Scottish farmer fears for his egg business on independence

Glenrath Farms chairman John Campbell says he fears for the future of his business if Scots vote for independence in next week’s referendum.
Glenrath Farms chairman John Campbell says he fears for the future of his business if Scots vote for independence in next week’s referendum.

One of Scotland's biggest farmers has expressed trade fears over Scottish independence.

Glenrath Farms chairman John Campbell says he fears for the future of his business if Scots vote for independence in next week’s referendum.

Glenrath, which is the biggest Scottish Borders-based agricultural employer with more than 200 workers, sells more than 1.5 million eggs every day to customers like Asda, Sainsbury’s and Tesco. Some 80 per cent of the company’s output goes to other parts of the United Kingdom, and John says he is worried about the implications of separating Scotland from Glenrath’s main market.
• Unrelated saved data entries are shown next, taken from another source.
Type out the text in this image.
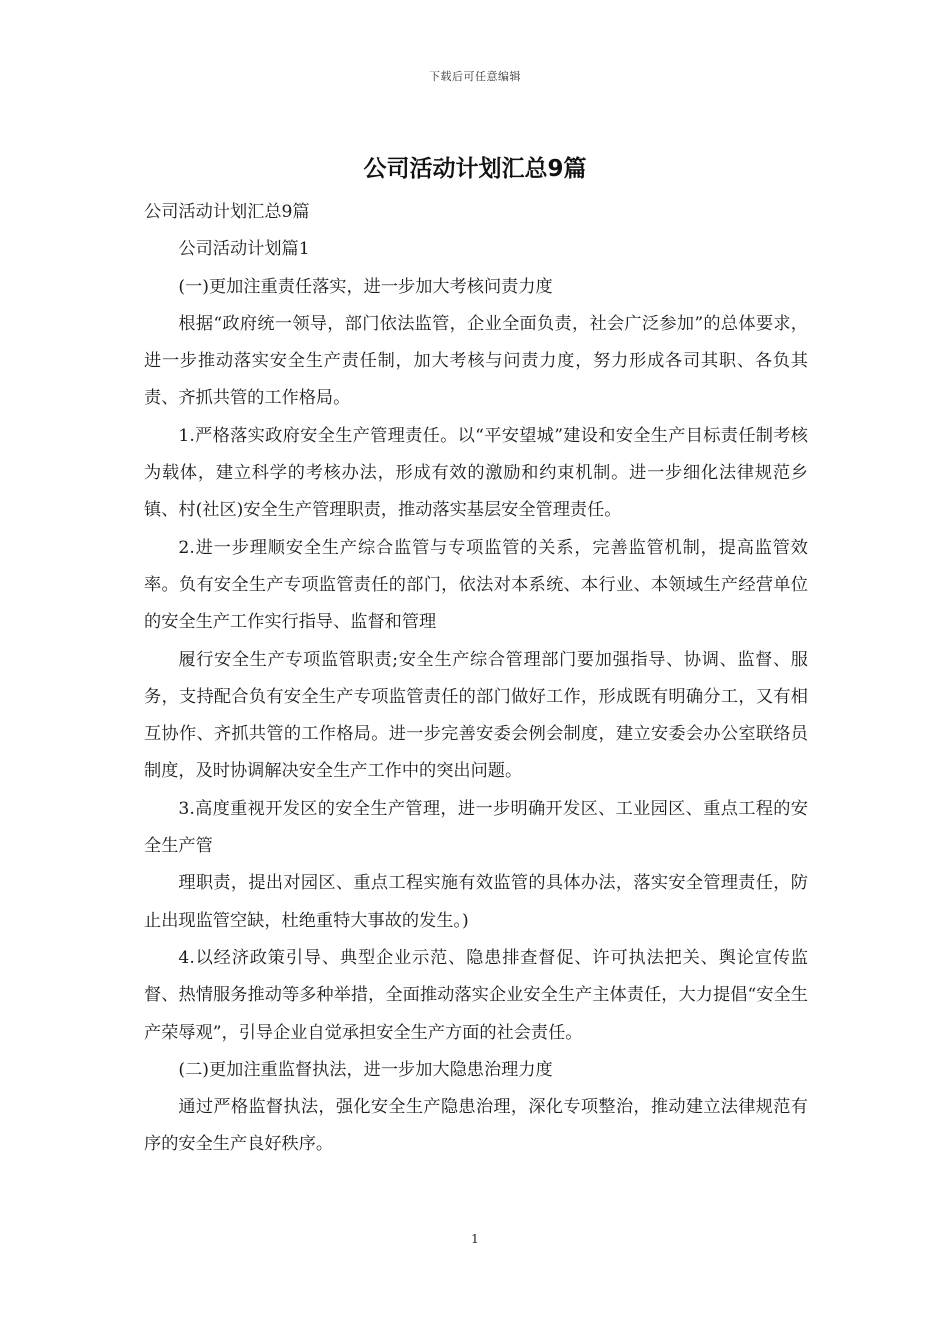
下载后可任意编辑
公司活动计划汇总9篇

公司活动计划汇总9篇

公司活动计划篇1

(一)更加注重责任落实，进一步加大考核问责力度

根据“政府统一领导，部门依法监管，企业全面负责，社会广泛参加”的总体要求，进一步推动落实安全生产责任制，加大考核与问责力度，努力形成各司其职、各负其责、齐抓共管的工作格局。

1.严格落实政府安全生产管理责任。以“平安望城”建设和安全生产目标责任制考核为载体，建立科学的考核办法，形成有效的激励和约束机制。进一步细化法律规范乡镇、村(社区)安全生产管理职责，推动落实基层安全管理责任。

2.进一步理顺安全生产综合监管与专项监管的关系，完善监管机制，提高监管效率。负有安全生产专项监管责任的部门，依法对本系统、本行业、本领域生产经营单位的安全生产工作实行指导、监督和管理

履行安全生产专项监管职责;安全生产综合管理部门要加强指导、协调、监督、服务，支持配合负有安全生产专项监管责任的部门做好工作，形成既有明确分工，又有相互协作、齐抓共管的工作格局。进一步完善安委会例会制度，建立安委会办公室联络员制度，及时协调解决安全生产工作中的突出问题。

3.高度重视开发区的安全生产管理，进一步明确开发区、工业园区、重点工程的安全生产管

理职责，提出对园区、重点工程实施有效监管的具体办法，落实安全管理责任，防止出现监管空缺，杜绝重特大事故的发生。)

4.以经济政策引导、典型企业示范、隐患排查督促、许可执法把关、舆论宣传监督、热情服务推动等多种举措，全面推动落实企业安全生产主体责任，大力提倡“安全生产荣辱观”，引导企业自觉承担安全生产方面的社会责任。

(二)更加注重监督执法，进一步加大隐患治理力度

通过严格监督执法，强化安全生产隐患治理，深化专项整治，推动建立法律规范有序的安全生产良好秩序。

1
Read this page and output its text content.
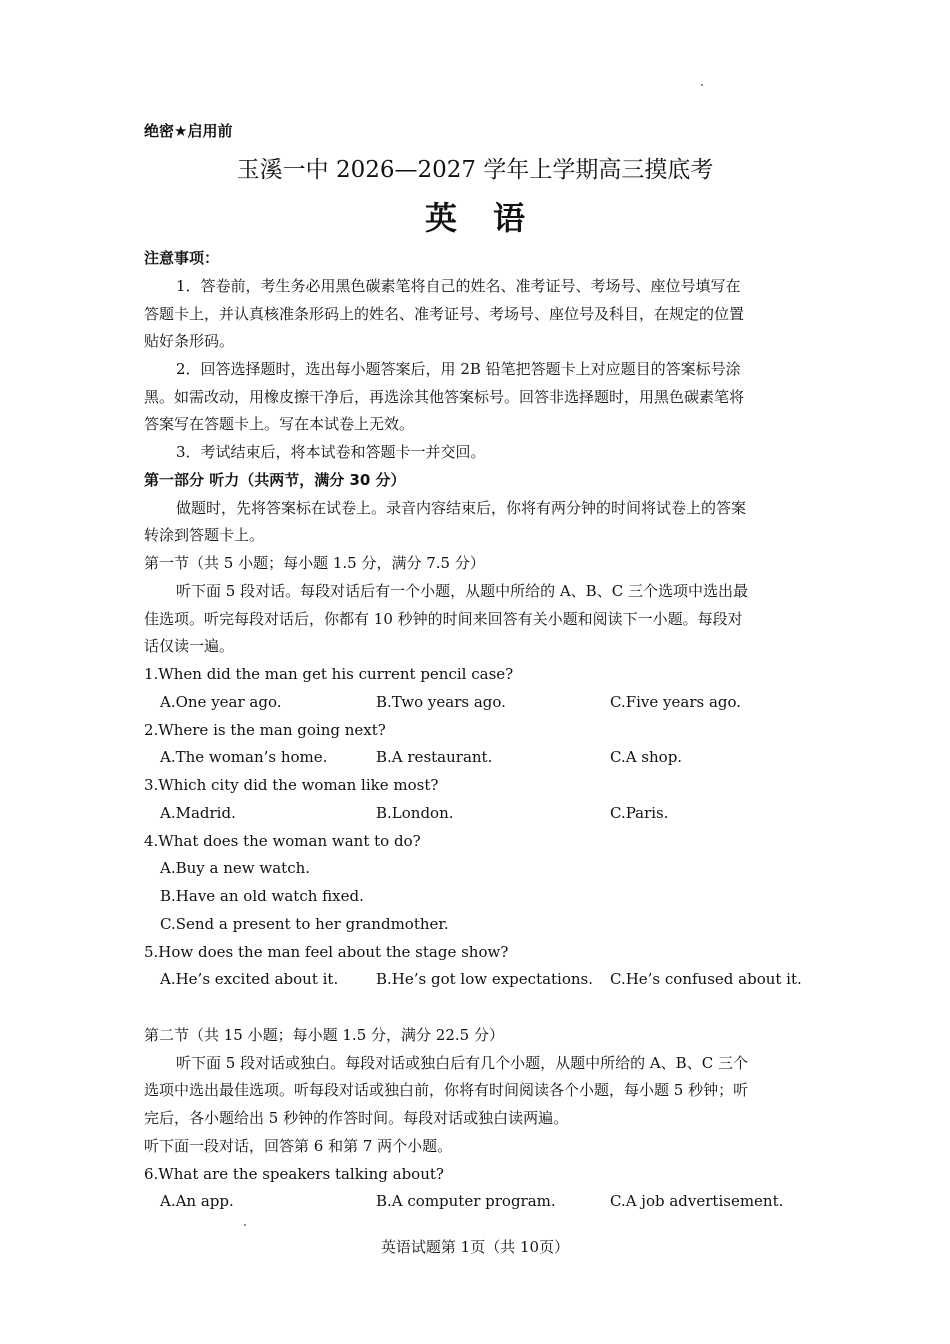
绝密★启用前
玉溪一中 2026—2027 学年上学期高三摸底考
英语
注意事项：
1．答卷前，考生务必用黑色碳素笔将自己的姓名、准考证号、考场号、座位号填写在
答题卡上，并认真核准条形码上的姓名、准考证号、考场号、座位号及科目，在规定的位置
贴好条形码。
2．回答选择题时，选出每小题答案后，用 2B 铅笔把答题卡上对应题目的答案标号涂
黑。如需改动，用橡皮擦干净后，再选涂其他答案标号。回答非选择题时，用黑色碳素笔将
答案写在答题卡上。写在本试卷上无效。
3．考试结束后，将本试卷和答题卡一并交回。
第一部分 听力（共两节，满分 30 分）
做题时，先将答案标在试卷上。录音内容结束后，你将有两分钟的时间将试卷上的答案
转涂到答题卡上。
第一节（共 5 小题；每小题 1.5 分，满分 7.5 分）
听下面 5 段对话。每段对话后有一个小题，从题中所给的 A、B、C 三个选项中选出最
佳选项。听完每段对话后，你都有 10 秒钟的时间来回答有关小题和阅读下一小题。每段对
话仅读一遍。
1.When did the man get his current pencil case?
A.One year ago.	B.Two years ago.	C.Five years ago.
2.Where is the man going next?
A.The woman’s home.	B.A restaurant.	C.A shop.
3.Which city did the woman like most?
A.Madrid.	B.London.	C.Paris.
4.What does the woman want to do?
A.Buy a new watch.
B.Have an old watch fixed.
C.Send a present to her grandmother.
5.How does the man feel about the stage show?
A.He’s excited about it.	B.He’s got low expectations. C.He’s confused about it.
第二节（共 15 小题；每小题 1.5 分，满分 22.5 分）
听下面 5 段对话或独白。每段对话或独白后有几个小题，从题中所给的 A、B、C 三个
选项中选出最佳选项。听每段对话或独白前，你将有时间阅读各个小题，每小题 5 秒钟；听
完后，各小题给出 5 秒钟的作答时间。每段对话或独白读两遍。
听下面一段对话，回答第 6 和第 7 两个小题。
6.What are the speakers talking about?
A.An app.	B.A computer program.	C.A job advertisement.
英语试题第 1页（共 10页）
John fears that Glenrath could lose access to the Lion mark if Scotland leaves the Union. And losing use of the Lion mark could result in Glenrath being excluded from supermarket supplier lists because the Lion is an absolute requirement to sell eggs to Britain’s major high street retailers, he says. “We cannot lose the Lion; we need that,” John told FarmingUK during this week’s International Egg Commission conference, which was being held in Edinburgh.



John has thrown his weight behind the Better Together campaign, which is being backed by all the major political parties in the country. He fears that, if Scotland votes for independence, English egg producers will seize the opportunity to replace Glenrath in supplying British supermarkets.